Exempting Families from the Visa Pools

One of the key motivations of EB-5 investors is to forge a better life for their children in the United States, including by sending them through the U.S. public school system or securing higher chances of college admission for them. Even if this isn’t one of the driving factors to make an EB5 investment, investors would hardly move to the United States if it meant leaving their spouse and dependent children behind. So don’t worry—this proposal isn’t suggesting families be disallowed from claiming green cards in relation to an EB5 investment.

But the addition of family members on most EB-5 petitions eats away at the available EB-5 visas for a year, which typically clocks in at around 10,000. Estimates have put the number of visas going to primary investors at a little over 3,000, with the rest being taken by family members. If family members were exempted from the pool, as the U.S. Citizenship Act of 2021 proposes, they would still receive permanent residency rights, but their visas would not be taken out of the pool of EB-5 visas, meaning the program could grant visas to roughly 10,000 primary investors per year. This would roughly triple the program’s output capacity, driving down backlogs and wait times.

Reclaiming Historically Unused Visas

The EB-5 program’s underutilization in its early years could also constitute a boon to those with active EB5 investments in 2021. Though the residency-by-investment program was born in 1990, it failed to gain significant traction until the 2010s, regularly issuing fewer than 500 EB-5 visas annually. With the capacity to issue about 10,000 visas each year, tens of thousands of EB-5 visas have been lost throughout the years.

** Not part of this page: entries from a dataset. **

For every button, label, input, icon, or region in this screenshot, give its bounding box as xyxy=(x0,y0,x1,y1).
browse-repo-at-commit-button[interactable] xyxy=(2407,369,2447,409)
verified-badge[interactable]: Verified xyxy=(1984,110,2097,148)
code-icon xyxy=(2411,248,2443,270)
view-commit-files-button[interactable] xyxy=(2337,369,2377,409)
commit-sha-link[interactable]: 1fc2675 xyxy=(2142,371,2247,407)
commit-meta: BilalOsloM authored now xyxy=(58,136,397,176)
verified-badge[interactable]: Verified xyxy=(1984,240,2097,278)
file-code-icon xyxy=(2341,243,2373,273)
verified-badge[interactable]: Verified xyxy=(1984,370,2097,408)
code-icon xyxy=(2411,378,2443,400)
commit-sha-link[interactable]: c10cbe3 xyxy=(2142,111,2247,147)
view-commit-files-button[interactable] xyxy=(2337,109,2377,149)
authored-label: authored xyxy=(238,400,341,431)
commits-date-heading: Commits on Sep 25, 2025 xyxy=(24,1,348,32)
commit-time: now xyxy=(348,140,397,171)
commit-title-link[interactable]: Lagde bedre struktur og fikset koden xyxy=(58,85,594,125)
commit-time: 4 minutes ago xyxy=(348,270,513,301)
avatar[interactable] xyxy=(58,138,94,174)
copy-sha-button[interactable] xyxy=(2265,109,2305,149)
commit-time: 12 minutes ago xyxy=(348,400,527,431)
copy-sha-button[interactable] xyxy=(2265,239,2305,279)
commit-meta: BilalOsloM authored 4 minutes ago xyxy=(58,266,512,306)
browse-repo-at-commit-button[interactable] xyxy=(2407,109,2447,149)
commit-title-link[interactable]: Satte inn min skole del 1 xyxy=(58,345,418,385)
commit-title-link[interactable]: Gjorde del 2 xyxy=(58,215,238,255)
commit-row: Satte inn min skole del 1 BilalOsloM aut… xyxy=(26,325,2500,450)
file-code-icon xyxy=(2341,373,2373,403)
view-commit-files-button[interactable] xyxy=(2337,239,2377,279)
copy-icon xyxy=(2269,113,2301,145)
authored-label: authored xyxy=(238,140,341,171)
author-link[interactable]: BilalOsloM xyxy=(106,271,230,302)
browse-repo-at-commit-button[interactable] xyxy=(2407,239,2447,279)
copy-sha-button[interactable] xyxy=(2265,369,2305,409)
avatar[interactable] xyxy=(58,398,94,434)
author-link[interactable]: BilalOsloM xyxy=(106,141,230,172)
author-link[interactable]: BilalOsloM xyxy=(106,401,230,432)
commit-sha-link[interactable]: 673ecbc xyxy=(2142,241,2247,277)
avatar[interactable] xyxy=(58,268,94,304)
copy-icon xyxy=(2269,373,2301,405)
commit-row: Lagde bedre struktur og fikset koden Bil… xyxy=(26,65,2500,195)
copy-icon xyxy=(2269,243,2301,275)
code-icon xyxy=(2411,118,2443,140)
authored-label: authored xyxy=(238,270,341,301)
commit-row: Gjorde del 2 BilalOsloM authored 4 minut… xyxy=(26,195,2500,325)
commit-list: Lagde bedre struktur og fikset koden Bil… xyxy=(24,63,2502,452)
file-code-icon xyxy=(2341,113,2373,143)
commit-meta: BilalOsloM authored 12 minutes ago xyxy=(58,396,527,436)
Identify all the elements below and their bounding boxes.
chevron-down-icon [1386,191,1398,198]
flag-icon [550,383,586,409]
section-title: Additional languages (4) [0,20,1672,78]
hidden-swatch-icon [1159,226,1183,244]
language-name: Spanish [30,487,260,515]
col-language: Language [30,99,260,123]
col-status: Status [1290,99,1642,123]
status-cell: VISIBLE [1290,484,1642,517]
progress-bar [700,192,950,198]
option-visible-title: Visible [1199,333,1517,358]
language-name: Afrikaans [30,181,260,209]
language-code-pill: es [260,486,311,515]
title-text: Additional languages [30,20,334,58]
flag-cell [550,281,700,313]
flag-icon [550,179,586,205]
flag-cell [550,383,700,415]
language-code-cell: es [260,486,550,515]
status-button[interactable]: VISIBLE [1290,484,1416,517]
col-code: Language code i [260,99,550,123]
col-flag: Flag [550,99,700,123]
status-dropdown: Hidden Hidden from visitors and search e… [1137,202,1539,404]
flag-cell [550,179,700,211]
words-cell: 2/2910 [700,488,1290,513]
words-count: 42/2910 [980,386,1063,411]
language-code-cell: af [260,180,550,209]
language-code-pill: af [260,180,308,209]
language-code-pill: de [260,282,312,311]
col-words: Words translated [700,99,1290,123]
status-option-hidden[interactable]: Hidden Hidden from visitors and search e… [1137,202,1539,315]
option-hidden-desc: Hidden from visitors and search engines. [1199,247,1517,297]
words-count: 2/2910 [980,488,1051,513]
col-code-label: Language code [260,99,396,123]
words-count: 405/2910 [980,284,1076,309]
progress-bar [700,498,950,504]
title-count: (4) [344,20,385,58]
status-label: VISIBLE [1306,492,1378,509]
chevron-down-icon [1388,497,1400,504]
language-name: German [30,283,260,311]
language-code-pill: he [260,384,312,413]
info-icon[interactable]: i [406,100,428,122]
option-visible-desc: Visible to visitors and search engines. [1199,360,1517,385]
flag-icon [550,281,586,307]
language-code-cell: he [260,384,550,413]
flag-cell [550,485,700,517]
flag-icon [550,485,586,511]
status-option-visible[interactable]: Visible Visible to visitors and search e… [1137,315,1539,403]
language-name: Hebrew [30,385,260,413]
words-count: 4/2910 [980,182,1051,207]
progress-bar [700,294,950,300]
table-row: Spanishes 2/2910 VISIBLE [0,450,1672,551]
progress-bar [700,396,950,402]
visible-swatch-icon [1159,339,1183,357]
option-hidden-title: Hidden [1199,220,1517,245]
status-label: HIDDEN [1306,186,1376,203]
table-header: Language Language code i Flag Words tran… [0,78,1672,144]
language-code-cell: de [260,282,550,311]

If the U.S. Citizenship Act of 2021 comes to pass, the EB-5 program can reclaim the tens of thousands of visas it failed to distribute in its first two decades. This move alone could clear up the EB-5 program’s lengthy backlogs, and combined with the above two initiatives, backlogs could remain a relic of the past for the foreseeable future of the EB5 investment program. Though not specifically focused on the EB-5 program, the U.S. Citizenship Act of 2021 is just what is needed to reinvigorate the program and attract new EB-5 investment capital from foreign nationals seeking a better life in the United States.